A number of studies had shown that patients with IPF had an increase in CD4 + and CD8 + T cells in the lungs and in their BAL [13, 24]. Decreased CD4+ CD28+ T cells, decreased Treg cells had been revealed with worse prognosis and more severe disease in IPF patients by several studies [25, 26]. In our scoring model, a significant portion of CD4+ T cells featured prominently, indicating a potential strong association between CD4+ T cell percentages and AE. We hypothesized that the reduction in peripheral blood CD4+ T cells might be attributed to their recruitment to the lungs, where they potentially engaged in the pulmonary inflammatory response.

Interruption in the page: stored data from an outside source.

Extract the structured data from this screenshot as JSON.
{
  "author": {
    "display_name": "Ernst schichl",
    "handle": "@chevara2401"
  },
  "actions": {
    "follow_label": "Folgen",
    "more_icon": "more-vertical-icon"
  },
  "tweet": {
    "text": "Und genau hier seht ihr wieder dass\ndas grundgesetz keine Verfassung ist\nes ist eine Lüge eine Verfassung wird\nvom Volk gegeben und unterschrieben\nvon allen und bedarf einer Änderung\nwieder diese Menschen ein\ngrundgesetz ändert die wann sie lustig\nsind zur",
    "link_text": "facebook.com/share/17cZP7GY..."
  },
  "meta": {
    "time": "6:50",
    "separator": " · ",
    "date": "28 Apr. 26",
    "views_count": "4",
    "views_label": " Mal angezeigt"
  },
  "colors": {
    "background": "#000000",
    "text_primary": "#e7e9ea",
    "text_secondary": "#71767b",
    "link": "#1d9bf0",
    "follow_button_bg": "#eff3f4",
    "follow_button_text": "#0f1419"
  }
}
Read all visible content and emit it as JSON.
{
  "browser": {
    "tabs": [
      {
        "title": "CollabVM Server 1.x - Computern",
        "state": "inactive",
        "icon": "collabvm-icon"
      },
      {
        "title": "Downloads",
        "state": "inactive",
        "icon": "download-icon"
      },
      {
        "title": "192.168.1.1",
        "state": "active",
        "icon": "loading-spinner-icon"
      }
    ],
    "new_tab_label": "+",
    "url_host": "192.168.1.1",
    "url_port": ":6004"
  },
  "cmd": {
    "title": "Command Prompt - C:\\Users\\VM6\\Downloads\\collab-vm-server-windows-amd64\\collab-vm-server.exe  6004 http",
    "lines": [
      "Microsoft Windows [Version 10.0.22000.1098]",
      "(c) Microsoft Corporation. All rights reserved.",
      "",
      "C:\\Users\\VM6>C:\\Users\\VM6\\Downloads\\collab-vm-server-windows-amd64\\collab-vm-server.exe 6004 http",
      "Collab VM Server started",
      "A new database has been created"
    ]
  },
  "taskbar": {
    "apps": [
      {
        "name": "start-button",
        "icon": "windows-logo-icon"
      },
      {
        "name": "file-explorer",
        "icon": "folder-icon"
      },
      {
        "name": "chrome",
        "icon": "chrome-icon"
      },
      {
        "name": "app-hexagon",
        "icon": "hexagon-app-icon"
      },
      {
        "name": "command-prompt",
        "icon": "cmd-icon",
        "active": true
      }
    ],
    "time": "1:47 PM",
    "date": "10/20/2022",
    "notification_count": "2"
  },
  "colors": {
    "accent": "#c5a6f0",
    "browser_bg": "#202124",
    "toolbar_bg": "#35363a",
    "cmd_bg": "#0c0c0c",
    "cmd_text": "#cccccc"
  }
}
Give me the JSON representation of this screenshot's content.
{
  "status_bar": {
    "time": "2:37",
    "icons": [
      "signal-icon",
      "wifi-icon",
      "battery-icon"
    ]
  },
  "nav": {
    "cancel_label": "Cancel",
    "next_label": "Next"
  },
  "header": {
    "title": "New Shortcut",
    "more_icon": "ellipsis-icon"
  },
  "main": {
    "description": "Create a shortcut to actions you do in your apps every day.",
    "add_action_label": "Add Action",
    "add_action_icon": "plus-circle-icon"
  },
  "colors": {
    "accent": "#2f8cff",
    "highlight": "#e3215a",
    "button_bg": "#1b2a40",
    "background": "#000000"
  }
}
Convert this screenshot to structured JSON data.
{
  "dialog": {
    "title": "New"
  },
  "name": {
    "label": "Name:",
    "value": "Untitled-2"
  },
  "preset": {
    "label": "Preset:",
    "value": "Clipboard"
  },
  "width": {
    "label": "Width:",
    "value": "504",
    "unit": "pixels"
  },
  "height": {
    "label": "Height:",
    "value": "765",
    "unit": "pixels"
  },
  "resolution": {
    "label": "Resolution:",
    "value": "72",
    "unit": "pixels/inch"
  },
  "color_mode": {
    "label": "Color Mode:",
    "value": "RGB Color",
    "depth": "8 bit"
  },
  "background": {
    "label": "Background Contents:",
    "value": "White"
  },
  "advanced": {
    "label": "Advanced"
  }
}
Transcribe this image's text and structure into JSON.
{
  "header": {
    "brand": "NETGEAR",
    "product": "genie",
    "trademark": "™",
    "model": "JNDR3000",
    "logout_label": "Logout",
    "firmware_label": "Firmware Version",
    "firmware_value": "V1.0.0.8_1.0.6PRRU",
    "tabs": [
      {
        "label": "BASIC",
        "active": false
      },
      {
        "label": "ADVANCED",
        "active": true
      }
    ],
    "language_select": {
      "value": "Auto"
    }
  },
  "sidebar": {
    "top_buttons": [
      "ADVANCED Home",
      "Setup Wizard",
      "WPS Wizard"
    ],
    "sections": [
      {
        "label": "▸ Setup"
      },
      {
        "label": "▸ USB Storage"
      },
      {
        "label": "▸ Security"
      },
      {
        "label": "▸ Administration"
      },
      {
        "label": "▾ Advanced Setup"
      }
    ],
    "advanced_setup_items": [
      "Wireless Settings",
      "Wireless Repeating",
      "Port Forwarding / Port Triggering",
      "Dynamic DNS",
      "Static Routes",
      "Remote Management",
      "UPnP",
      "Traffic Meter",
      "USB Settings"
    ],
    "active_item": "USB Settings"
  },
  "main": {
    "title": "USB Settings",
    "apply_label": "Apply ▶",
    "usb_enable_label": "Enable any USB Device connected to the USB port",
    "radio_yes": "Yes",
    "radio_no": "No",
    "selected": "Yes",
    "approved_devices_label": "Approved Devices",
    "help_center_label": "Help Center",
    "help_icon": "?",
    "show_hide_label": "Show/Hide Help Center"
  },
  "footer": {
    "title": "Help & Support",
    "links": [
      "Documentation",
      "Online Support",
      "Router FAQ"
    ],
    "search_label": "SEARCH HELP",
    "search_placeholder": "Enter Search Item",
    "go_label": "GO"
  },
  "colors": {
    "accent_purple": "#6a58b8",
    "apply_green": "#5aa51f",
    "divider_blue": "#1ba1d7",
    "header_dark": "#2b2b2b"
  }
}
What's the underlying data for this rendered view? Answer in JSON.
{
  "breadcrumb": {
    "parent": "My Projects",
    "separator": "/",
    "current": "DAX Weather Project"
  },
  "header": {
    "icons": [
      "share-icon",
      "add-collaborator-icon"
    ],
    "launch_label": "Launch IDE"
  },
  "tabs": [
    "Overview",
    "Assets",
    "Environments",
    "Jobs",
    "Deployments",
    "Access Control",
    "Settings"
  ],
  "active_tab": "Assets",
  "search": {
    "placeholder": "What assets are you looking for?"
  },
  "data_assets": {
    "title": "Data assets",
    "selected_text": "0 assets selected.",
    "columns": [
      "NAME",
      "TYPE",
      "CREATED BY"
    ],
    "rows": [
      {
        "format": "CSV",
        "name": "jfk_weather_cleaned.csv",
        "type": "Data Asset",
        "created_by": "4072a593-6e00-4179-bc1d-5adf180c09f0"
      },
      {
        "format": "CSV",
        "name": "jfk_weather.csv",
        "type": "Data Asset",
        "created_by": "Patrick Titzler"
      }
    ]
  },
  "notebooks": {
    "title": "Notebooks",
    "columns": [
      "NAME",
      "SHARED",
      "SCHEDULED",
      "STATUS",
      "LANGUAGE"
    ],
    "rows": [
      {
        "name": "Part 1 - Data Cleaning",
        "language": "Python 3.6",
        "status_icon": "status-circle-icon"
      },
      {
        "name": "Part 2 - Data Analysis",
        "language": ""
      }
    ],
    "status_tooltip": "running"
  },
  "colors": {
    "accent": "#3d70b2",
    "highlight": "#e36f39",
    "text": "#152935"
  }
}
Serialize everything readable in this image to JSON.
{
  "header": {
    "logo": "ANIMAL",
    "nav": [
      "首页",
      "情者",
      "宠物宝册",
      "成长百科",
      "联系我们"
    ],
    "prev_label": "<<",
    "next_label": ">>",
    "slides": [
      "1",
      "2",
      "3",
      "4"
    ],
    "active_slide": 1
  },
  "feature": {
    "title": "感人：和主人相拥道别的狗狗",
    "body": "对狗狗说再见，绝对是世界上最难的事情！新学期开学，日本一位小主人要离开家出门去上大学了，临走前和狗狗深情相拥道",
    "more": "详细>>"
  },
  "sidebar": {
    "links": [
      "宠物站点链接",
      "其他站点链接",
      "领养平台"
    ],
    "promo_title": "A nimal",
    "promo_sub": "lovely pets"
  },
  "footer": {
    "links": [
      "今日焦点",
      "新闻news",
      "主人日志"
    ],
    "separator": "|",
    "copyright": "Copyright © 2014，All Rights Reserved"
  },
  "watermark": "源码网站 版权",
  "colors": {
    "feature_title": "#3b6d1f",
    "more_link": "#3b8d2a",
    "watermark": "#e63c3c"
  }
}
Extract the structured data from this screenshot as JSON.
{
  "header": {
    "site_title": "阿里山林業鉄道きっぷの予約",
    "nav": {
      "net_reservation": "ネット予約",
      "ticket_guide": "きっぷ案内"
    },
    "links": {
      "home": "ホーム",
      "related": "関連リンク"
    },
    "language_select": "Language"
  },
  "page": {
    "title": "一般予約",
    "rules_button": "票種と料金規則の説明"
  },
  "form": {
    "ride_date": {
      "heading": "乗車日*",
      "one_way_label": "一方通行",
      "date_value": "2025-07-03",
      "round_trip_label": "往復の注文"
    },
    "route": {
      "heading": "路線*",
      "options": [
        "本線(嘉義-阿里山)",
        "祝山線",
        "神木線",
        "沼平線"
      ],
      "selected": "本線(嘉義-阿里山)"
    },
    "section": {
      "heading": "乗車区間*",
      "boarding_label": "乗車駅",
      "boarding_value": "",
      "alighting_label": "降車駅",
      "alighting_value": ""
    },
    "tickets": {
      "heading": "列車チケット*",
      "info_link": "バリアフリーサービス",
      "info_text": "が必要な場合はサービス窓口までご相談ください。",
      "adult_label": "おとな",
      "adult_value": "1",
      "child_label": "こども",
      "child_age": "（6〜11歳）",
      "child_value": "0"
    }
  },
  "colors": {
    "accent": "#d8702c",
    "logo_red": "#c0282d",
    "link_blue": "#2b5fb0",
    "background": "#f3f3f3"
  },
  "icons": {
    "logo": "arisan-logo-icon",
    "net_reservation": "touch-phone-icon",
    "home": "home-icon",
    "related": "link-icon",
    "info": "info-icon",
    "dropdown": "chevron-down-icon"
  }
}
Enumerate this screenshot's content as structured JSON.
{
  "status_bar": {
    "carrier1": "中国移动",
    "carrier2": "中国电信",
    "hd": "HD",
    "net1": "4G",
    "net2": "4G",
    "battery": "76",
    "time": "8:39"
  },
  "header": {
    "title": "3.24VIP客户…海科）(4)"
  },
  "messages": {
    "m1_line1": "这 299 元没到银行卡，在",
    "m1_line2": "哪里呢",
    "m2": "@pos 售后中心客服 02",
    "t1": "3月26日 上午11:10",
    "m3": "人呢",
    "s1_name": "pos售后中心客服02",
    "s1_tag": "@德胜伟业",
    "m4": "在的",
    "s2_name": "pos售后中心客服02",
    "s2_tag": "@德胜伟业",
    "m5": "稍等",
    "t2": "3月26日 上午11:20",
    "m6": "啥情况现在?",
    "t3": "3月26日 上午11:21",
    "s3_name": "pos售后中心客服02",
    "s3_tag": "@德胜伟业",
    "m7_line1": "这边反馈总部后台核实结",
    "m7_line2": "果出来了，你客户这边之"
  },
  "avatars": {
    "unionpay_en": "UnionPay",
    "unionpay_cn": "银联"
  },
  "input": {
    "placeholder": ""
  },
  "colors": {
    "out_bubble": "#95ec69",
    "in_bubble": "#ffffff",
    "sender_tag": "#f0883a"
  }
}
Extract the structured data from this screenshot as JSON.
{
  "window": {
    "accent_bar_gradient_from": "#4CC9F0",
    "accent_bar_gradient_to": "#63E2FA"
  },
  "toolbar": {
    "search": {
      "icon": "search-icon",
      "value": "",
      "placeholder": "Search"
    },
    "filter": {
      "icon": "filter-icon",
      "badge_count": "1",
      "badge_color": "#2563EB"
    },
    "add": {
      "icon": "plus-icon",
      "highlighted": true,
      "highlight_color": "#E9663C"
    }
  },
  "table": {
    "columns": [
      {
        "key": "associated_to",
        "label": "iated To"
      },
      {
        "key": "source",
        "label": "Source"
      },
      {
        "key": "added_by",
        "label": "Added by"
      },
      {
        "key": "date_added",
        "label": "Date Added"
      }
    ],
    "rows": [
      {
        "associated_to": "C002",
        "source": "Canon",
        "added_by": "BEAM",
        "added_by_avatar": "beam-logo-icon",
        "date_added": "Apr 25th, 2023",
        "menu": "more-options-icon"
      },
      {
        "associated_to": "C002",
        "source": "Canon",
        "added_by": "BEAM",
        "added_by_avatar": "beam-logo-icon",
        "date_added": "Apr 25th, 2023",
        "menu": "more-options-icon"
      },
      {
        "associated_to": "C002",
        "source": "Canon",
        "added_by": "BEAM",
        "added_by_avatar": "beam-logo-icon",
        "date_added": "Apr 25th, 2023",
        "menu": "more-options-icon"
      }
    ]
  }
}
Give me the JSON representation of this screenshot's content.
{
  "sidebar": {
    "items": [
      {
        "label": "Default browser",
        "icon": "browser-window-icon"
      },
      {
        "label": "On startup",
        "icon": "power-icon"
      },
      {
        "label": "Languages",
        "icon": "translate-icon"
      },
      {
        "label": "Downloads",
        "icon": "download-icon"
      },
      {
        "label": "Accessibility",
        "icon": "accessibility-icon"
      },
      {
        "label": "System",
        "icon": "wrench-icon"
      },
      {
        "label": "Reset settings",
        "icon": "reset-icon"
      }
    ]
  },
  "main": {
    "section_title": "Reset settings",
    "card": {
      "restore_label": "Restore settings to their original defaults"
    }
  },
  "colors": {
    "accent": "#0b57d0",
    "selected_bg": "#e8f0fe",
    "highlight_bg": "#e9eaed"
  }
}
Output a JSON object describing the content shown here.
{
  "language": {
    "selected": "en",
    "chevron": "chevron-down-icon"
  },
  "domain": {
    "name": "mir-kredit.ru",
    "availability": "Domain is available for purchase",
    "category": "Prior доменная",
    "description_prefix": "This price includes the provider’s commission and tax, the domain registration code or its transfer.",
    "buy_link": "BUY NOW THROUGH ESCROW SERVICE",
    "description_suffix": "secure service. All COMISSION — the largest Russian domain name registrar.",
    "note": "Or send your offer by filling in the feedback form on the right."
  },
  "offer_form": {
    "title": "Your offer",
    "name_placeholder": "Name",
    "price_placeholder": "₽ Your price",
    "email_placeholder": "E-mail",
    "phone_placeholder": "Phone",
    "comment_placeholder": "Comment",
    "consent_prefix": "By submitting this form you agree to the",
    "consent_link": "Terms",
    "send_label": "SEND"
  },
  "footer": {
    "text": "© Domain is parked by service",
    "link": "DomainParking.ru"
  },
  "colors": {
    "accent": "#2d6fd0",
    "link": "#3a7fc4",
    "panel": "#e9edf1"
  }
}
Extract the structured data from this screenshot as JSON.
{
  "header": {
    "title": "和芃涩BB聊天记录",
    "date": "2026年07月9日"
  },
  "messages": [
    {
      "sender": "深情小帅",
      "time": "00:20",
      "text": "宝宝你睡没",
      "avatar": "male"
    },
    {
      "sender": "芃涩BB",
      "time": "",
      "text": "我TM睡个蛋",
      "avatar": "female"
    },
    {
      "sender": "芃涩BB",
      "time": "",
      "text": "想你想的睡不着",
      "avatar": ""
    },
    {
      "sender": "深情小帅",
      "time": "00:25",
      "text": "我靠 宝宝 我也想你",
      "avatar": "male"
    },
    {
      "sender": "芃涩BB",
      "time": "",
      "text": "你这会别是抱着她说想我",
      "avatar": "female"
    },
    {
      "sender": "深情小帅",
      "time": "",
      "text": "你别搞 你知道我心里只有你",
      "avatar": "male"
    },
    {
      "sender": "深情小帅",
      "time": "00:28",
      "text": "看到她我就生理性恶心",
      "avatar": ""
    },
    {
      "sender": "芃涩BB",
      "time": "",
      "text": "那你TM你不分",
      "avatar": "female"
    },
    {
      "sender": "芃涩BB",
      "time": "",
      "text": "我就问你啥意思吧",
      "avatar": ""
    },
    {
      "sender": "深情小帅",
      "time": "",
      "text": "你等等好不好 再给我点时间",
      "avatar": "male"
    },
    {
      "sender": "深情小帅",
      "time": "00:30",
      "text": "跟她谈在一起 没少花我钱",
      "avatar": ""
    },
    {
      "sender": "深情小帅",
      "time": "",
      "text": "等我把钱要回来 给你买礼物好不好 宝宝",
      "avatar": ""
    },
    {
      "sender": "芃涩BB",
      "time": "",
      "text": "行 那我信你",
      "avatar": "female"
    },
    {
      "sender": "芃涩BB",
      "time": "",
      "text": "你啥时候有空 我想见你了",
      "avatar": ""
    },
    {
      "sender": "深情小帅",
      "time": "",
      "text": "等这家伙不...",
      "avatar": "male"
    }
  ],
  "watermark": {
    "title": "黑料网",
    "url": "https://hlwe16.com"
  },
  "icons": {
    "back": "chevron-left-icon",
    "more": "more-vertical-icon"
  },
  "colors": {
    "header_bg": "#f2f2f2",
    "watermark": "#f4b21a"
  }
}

Misharin and colleagues validated the involvement of monocytes in IPF using a mouse mode. Lung injury triggered the recruitment of monocytes into the lung, where they underwent differentiation into monocyte-derived alveolar macrophages (Mo-AMs). These Mo-AMs played a crucial role in driving fibrosis development following intratracheal administration of bleomycin or an adenoviral vector encoding active TGF-β [27, 28]. Our study further confirmed that the occurrence of acute exacerbations in IPF leads to significant alterations in the immune status. Consequently, the current model can provide valuable information about AE-IPF cases.

Strengths of this study

Strengths of this study included the use of real-world data from the largest general hospital in Southwest China. Consequently, the result exhibited extensive potential for general applicability. Regarding variable selection, factors deemed risky by the physician and documented in literature were included. At the same time, the risk factors were available in electronical healthy records. Therefore, the results possessed potential value for clinical application.

Limitations of this study

Certain constraints of this study warranted contemplation. Lung function ventilation tests were added without incorporating, such as forced vital capacity (FVC)and total lung capacity (TLC) [29], for only a small subset of patients having these records in the electronic medical records. Some patients had received treatment before being transferred to our medical institutions, and there was no pulmonary function records in our electronic medical records. For certain patients with severe conditions, undergoing pulmonary function tests was not advisable. Therefore, it would be unreasonable to use imputation methods for subsequent analysis.

Conclusion

A diagnosis model that can be used in clinical practice for predicting the likelihood of AE in patients with IPF had been developed and internally validated. It was recommended that additional validation studies be conducted with populations outside of China and that fewer predictor parameters be taken into account.